= Transit-timing variation =

Exoplanet detection method using transit timing variations

Animation showing difference between planet transit timing of 1-planet and 2-planet systems. Credit: NASA/Kepler Mission.

Transit-timing variation is a method for detecting exoplanets by observing variations in the timing of a transit. This provides an extremely sensitive method capable of detecting additional planets in the system with masses potentially as small as that of Earth. In tightly packed planetary systems, the gravitational pull of the planets among themselves causes one planet to accelerate and another planet to decelerate along its orbit. The acceleration causes the orbital period of each planet to change. Detecting this effect by measuring the change is known as transit-timing variations. "Timing variation" asks whether the transit occurs with strict periodicity or if there exists a variation.

The first significant detection of a non-transiting planet using transit-timing variations was carried out with NASA's Kepler telescope.
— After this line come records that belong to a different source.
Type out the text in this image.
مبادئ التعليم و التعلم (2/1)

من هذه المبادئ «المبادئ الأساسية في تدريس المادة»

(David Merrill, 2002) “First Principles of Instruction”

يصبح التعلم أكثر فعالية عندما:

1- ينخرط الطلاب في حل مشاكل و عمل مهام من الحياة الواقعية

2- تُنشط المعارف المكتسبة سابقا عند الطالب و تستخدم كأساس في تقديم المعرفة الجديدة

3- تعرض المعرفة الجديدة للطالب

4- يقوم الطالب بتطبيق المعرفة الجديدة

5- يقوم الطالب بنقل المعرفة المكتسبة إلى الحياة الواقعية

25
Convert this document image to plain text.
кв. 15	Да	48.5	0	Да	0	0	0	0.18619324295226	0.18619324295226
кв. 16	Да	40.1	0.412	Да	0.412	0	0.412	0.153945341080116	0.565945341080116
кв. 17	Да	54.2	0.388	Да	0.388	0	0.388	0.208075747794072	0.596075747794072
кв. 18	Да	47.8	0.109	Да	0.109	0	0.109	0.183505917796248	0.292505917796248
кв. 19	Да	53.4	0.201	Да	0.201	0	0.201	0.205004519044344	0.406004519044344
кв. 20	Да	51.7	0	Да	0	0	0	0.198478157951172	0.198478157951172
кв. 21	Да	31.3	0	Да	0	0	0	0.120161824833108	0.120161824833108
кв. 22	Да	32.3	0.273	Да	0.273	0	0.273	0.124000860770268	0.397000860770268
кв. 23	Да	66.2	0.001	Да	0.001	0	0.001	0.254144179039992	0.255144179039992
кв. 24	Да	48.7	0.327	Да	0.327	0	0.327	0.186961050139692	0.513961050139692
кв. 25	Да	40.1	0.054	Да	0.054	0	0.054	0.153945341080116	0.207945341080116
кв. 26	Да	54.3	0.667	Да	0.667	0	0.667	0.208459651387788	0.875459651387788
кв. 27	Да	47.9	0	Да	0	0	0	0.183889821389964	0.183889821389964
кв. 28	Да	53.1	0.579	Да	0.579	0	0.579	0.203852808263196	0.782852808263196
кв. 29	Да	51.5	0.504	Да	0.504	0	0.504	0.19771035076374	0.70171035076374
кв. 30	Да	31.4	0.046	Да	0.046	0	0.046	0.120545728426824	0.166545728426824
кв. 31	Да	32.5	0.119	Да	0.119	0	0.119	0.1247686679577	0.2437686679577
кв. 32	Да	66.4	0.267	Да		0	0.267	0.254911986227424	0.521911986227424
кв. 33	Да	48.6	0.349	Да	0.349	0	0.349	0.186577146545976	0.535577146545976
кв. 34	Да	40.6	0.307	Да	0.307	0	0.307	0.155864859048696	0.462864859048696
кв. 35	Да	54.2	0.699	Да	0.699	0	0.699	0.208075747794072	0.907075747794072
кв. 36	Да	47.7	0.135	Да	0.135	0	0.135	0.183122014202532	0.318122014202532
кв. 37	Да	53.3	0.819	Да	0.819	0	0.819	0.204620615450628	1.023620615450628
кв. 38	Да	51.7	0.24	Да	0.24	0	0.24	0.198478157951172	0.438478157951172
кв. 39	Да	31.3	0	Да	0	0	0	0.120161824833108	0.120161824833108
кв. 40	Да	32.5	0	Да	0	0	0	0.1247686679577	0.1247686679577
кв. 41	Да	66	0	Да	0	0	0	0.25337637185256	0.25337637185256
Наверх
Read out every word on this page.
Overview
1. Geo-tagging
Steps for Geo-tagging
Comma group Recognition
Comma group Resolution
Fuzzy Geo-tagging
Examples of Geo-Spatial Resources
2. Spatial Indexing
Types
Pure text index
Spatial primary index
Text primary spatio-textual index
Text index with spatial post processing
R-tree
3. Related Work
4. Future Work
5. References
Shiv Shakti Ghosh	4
The transiting planet Kepler-19b shows transit-timing variation with an amplitude of 5 minutes and a period of about 300 days, indicating the presence of a second planet, Kepler-19c, which has a period that is a near-rational multiple of the period of the transiting planet.

In 2010, researchers proposed a second planet orbiting WASP-3 based on transit-timing variation, but this proposal was debunked in 2012.

Transit-timing variation was first convincingly detected for planets Kepler-9b and Kepler-9c
 and gained popularity by 2012 for confirming exoplanet discoveries.

Exoplanet TOI-199c was also discovered using this method.

TTV can also be used to indirectly measure the mass of the exoplanets in compact, multiple-planet systems and/or system whose planets are in resonant chains. By performing a series of analytical (TTVFaster) and numerical (TTVFast and Mercury) n-body integrations of a system of six gravitationally interacting, co-planar planets, the initial mass estimates for the six inner planets of TRAPPIST-1, along with their orbital eccentricities, were determined.